Farbe bekennen gegen Hass und Antisemitismus

Bei der „Redaktion vor Ort“ wurde äußerst engagiert über das Thema diskutiert — mit fachlicher Expertise von Professor Hufer.

Farbe bekennen gegen Hass und Antisemitismus
Foto: Kurt Lübke

Kempen. Die Zahlen, die Politikwissenschaftler Klaus-Peter Hufer am Freitag mit zur „Redaktion vor Ort“ gebracht hat, sind alarmierend. Laut der Anti-Defamation League von 2015 wurde bei 16 Prozent von 600 Studienteilnehmern in Deutschland festgestellt, dass eine „allgemeine antisemitische Haltung“ vorhanden ist. Noch gravierendere Ergebnisse förderte die Studie mit Blick auf Muslime in Deutschland zutage. Nach Angaben der Wissenschaftler liegt der Anteil der Muslime mit „antisemitischen Neigungen“ bei 56 Prozent. Unabhängig ob nun Muslime oder nicht — Hufer bezeichnet die antisemitischen Tendenzen in Deutschland als „wachsendes Problem“.

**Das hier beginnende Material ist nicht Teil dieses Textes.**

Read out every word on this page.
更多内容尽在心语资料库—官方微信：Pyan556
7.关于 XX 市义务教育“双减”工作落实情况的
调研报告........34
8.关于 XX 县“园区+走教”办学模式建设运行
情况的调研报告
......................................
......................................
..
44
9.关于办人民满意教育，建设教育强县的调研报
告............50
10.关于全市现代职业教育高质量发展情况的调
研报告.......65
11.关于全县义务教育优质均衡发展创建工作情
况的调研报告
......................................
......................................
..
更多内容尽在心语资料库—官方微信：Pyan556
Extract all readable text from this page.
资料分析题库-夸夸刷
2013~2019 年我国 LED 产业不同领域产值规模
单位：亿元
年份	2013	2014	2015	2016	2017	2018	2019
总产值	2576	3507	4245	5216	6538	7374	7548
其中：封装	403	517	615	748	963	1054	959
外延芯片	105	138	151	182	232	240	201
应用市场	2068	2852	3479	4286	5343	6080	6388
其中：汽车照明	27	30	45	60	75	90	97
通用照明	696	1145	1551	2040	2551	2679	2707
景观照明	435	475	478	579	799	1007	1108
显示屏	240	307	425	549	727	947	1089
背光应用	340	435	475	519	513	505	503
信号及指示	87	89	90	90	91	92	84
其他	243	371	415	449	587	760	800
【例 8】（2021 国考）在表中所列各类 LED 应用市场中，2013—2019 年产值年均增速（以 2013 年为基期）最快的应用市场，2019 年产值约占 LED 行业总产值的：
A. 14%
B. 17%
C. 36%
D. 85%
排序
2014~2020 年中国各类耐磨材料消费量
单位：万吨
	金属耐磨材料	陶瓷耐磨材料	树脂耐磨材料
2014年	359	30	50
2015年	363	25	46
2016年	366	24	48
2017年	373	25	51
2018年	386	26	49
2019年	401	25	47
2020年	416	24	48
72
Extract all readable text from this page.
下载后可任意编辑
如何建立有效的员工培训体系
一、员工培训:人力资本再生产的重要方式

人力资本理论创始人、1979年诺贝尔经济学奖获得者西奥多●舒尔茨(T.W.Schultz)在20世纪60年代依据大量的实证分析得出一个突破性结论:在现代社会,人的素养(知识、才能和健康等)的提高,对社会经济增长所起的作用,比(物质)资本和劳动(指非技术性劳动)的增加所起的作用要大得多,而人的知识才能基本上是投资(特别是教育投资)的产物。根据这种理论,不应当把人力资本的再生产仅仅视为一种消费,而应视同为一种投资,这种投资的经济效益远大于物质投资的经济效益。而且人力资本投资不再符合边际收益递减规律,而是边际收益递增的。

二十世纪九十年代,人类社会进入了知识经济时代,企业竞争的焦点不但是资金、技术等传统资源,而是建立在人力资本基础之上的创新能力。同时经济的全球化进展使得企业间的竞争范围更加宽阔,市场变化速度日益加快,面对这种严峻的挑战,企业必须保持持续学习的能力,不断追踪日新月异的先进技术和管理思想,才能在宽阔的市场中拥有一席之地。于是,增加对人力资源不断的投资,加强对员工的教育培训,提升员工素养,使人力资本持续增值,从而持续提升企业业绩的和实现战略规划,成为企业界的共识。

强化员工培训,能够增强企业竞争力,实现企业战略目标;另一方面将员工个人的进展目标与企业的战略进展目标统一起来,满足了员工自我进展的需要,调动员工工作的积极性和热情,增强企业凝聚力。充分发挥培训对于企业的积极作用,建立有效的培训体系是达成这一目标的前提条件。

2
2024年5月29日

Farbe bekennen gegen Hass und Antisemitismus
Foto: Kurt Lübke

So sahen es auch mehrere Bürger bei der „Redaktion vor Ort“ auf dem Kempener Buttermarkt. „Im direkten Umfeld bekomme ich keinen Fremdenhass oder Antisemitismus mit. Aber die Nachrichten über Judenhass in Deutschland stimmen mich nachdenklich“, sagt Ingrid Schmale. „Das ist erschreckend und so etwas darf es — gerade in Deutschland — nicht geben. Wir müssen bei diesem Thema Farbe bekennen und kundtun, dass das so nicht geht.“

Gustaaf Gijsemans, der in den 1960er Jahren als Soldat der belgischen Armee nach Kempen gekommen war und seit vielen Jahren Stadtführer ist, diskutierte engagiert mit Professor Hufer. Gijsemans sieht in den Beschimpfungen von Juden in Deutschland auch eine Verbindung zum Staat Israel, „wo nicht alles richtig läuft“. Darin bestärkte Hufer den Kempener: „Diese Form bezeichnet man als sekundären Antisemitismus“, so Hufer. Heißt: Die Kritik am Staat Israel werde von einzelnen Menschen auf die Juden projiziert. Das führe zu antisemitischen Stereotypen und sogar Nazi-Vergleichen. Ebenfalls als sekundärer Antisemitismus seien absurde Vorwürfe zu bezeichnen, nach denen Juden aus dem Holocaust Vorteile zu gewinnen versuchen.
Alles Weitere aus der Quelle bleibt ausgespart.